EcoAct: Economic Agent Determines When to Register What Action
This addresses computational inefficiency for LLM agents using external tools, though it is incremental as it builds on existing reasoning pipelines.
The paper tackles the inefficiency of LLM agents indiscriminately registering all tools in their context, which increases computational costs, by introducing EcoAct, a method that selectively registers tools as needed, reducing computational costs by over 50% while maintaining performance.

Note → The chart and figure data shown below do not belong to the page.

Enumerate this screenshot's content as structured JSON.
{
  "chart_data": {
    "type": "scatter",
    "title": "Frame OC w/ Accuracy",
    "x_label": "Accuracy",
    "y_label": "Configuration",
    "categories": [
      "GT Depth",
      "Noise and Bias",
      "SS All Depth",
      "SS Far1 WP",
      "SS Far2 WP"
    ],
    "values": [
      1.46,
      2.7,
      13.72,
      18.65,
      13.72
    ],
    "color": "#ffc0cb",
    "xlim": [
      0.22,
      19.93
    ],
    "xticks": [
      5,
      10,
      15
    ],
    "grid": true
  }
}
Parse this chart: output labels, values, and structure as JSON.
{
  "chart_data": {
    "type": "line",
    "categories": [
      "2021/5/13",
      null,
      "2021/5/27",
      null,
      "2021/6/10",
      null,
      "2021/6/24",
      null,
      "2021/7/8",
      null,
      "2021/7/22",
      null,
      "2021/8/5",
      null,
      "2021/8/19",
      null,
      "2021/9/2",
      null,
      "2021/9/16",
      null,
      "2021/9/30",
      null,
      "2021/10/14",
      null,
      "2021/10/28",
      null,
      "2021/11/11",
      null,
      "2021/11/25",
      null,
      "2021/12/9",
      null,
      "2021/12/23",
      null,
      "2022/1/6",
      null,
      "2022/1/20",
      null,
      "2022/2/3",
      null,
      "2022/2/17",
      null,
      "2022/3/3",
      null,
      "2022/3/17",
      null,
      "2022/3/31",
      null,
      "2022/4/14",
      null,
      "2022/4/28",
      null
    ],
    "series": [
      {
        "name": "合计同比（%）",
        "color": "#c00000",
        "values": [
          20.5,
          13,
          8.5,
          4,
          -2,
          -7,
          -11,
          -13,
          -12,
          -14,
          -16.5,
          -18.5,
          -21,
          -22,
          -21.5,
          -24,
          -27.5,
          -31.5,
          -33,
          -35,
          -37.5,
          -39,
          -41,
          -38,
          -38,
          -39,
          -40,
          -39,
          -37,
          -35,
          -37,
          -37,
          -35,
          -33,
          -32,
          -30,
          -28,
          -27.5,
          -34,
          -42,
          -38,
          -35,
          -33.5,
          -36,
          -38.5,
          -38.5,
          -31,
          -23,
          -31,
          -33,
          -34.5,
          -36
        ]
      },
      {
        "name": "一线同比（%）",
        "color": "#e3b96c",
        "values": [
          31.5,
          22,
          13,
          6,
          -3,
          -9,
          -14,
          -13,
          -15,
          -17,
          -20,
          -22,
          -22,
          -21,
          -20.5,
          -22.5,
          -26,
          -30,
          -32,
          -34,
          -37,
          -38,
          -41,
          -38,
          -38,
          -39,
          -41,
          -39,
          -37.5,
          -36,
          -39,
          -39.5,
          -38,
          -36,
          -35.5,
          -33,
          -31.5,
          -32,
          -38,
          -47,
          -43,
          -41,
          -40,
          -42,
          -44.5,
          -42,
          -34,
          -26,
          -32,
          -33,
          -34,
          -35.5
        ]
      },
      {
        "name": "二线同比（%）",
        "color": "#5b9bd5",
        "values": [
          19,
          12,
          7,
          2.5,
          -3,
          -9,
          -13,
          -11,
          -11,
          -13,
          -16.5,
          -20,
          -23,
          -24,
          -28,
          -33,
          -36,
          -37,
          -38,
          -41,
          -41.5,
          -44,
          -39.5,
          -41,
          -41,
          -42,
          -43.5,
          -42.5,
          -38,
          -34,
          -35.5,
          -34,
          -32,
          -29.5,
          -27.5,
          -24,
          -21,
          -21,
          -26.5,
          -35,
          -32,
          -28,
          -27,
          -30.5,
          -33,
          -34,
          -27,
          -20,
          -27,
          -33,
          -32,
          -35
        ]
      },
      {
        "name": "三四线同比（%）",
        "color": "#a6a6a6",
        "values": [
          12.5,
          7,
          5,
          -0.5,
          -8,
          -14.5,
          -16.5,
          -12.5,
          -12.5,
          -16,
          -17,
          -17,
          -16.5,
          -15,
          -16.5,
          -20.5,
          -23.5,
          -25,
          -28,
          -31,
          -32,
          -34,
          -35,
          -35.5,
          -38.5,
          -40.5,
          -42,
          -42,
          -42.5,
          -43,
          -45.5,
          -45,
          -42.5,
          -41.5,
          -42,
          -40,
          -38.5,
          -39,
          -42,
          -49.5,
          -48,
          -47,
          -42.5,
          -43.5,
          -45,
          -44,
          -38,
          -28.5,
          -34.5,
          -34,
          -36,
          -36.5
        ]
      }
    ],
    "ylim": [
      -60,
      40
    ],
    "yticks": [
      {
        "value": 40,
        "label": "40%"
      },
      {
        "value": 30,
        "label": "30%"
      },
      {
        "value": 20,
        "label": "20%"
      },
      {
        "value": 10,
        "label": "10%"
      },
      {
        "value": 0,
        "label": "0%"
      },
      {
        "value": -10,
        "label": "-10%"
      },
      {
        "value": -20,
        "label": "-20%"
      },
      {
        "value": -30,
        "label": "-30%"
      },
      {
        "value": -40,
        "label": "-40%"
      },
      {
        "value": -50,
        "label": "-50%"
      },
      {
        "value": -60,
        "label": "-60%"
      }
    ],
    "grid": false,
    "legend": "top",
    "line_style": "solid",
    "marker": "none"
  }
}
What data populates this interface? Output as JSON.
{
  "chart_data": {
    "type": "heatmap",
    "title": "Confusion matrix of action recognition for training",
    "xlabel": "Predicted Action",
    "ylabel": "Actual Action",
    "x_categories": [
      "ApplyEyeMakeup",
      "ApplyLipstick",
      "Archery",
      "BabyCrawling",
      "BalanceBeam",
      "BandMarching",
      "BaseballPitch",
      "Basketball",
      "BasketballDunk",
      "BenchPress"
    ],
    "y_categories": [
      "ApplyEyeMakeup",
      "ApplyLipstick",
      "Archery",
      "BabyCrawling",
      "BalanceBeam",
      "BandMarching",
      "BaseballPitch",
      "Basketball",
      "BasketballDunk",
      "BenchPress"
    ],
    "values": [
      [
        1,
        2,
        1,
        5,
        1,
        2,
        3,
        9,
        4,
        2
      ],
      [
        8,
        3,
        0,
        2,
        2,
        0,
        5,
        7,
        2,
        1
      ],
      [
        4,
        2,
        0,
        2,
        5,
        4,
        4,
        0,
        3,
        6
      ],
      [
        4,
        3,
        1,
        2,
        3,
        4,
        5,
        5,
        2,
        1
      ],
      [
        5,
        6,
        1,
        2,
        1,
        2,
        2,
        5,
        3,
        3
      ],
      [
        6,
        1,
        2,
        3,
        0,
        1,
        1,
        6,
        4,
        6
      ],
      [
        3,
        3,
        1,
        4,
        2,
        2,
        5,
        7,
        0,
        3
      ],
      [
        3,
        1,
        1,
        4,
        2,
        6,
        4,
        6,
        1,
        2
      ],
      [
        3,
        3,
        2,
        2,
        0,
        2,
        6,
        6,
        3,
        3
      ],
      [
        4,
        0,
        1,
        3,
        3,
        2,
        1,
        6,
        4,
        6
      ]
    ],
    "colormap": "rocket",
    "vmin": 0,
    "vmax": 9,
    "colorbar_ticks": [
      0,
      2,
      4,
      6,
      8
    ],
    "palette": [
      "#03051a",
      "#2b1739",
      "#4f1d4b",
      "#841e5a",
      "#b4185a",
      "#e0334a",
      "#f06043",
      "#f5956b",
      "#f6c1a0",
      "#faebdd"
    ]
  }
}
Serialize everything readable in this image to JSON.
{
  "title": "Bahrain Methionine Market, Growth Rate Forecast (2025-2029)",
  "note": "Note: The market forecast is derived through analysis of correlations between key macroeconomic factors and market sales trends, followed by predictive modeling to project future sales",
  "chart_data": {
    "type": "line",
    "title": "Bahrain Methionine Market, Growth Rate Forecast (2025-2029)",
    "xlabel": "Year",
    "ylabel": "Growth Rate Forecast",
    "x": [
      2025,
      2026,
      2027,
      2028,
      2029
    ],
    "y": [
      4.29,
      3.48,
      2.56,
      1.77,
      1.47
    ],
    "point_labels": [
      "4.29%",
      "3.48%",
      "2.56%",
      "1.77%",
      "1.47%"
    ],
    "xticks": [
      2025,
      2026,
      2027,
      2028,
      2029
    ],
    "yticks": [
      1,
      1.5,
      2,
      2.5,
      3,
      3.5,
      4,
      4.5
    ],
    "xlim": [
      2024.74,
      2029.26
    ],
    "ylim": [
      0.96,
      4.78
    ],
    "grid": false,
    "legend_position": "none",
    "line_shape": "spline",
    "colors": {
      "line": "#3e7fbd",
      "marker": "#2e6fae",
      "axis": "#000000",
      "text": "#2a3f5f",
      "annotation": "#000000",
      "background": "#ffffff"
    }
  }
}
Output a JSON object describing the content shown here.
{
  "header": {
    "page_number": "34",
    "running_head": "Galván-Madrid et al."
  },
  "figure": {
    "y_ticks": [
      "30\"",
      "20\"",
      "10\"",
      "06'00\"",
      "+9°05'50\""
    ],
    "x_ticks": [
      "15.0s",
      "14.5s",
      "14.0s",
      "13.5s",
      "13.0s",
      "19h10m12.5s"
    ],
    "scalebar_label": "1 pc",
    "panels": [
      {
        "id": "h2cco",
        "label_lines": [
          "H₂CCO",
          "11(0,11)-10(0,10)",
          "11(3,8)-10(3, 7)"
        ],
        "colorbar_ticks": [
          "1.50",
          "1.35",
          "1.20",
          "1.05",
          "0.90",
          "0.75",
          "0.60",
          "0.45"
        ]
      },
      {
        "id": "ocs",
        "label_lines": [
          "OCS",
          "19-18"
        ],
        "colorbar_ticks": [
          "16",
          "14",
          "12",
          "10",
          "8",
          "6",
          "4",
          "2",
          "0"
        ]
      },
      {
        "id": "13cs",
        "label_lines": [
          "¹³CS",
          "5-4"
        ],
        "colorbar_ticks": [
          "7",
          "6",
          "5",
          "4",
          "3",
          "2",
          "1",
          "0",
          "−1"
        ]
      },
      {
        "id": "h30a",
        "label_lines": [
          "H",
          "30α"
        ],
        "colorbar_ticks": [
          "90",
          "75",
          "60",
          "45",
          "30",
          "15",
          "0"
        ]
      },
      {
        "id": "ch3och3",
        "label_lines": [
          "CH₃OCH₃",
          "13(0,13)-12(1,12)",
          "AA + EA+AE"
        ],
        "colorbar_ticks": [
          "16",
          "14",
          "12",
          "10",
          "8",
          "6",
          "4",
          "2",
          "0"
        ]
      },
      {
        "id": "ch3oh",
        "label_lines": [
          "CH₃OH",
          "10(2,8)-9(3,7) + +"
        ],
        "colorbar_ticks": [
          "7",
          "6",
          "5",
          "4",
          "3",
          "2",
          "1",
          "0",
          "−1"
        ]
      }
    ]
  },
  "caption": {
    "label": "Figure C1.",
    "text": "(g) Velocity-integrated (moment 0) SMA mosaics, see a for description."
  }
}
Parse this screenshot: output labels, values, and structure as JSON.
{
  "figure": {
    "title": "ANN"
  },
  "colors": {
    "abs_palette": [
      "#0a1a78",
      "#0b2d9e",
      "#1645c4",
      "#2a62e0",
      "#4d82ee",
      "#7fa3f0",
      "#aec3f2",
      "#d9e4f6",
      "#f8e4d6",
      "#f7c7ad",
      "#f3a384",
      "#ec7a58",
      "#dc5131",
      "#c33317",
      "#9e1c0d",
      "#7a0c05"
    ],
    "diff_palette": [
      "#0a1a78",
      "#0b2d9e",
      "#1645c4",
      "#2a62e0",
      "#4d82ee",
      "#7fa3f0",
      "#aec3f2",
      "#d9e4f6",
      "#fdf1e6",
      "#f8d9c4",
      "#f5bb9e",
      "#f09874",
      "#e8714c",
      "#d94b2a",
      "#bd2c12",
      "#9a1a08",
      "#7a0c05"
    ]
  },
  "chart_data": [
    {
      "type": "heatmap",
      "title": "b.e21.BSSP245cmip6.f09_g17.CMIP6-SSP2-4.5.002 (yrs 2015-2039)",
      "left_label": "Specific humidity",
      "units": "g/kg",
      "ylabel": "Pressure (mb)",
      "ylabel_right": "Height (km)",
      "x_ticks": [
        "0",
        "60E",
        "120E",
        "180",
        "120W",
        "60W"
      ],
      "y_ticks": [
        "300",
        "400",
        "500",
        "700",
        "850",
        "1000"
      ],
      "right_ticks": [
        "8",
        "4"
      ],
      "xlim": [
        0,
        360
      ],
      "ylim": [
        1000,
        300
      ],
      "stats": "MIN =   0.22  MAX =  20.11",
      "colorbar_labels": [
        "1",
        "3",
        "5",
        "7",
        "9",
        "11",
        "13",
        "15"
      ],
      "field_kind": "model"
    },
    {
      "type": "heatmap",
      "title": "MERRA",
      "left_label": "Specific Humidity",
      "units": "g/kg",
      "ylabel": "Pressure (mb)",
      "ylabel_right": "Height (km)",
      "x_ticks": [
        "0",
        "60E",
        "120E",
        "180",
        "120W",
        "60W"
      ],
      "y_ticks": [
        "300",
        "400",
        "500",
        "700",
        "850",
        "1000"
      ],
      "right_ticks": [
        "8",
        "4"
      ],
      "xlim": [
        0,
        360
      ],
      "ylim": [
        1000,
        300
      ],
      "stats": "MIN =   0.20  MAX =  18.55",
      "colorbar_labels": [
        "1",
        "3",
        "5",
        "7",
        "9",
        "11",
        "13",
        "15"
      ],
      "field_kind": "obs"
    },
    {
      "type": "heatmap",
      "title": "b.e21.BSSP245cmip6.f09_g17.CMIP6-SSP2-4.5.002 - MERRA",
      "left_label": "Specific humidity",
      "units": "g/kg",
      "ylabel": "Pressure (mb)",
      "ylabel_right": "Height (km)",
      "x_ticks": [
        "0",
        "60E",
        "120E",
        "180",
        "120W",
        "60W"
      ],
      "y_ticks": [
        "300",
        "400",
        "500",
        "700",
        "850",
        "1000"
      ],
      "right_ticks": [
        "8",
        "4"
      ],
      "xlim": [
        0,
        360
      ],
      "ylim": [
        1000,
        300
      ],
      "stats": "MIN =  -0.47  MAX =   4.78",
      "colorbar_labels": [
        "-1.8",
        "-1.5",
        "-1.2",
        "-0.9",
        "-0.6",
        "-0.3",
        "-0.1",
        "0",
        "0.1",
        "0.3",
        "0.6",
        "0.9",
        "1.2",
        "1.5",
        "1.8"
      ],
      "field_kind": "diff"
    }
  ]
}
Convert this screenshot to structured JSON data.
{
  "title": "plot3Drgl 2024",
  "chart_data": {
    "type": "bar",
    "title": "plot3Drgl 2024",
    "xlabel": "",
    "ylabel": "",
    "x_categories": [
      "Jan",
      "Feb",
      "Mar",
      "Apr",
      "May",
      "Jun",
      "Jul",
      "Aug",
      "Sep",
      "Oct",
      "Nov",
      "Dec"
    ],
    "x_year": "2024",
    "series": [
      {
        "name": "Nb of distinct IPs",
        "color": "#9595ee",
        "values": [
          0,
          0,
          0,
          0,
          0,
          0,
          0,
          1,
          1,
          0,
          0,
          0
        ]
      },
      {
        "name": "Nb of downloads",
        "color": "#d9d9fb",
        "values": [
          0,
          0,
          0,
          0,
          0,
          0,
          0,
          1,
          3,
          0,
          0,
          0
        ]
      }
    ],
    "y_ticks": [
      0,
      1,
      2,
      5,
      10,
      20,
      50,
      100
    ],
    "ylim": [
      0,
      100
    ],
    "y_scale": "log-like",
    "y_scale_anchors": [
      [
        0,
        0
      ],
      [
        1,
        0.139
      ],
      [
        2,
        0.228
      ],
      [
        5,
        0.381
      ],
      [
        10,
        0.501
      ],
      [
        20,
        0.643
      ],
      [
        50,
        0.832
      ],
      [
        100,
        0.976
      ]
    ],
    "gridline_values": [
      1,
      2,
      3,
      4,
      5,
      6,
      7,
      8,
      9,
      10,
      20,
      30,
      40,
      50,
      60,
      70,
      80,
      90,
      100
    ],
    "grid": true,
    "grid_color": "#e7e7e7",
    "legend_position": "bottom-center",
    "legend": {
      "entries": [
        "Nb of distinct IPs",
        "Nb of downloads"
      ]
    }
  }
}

Recent advancements have enabled Large Language Models (LLMs) to function as agents that can perform actions using external tools. This requires registering, i.e., integrating tool information into the LLM context prior to taking actions. Current methods indiscriminately incorporate all candidate tools into the agent's context and retain them across multiple reasoning steps. This process remains opaque to LLM agents and is not integrated into their reasoning procedures, leading to inefficiencies due to increased context length from irrelevant tools. To address this, we introduce EcoAct, a tool using algorithm that allows LLMs to selectively register tools as needed, optimizing context use. By integrating the tool registration process into the reasoning procedure, EcoAct reduces computational costs by over 50% in multiple steps reasoning tasks while maintaining performance, as demonstrated through extensive experiments. Moreover, it can be plugged into any reasoning pipeline with only minor modifications to the prompt, making it applicable to LLM agents now and future.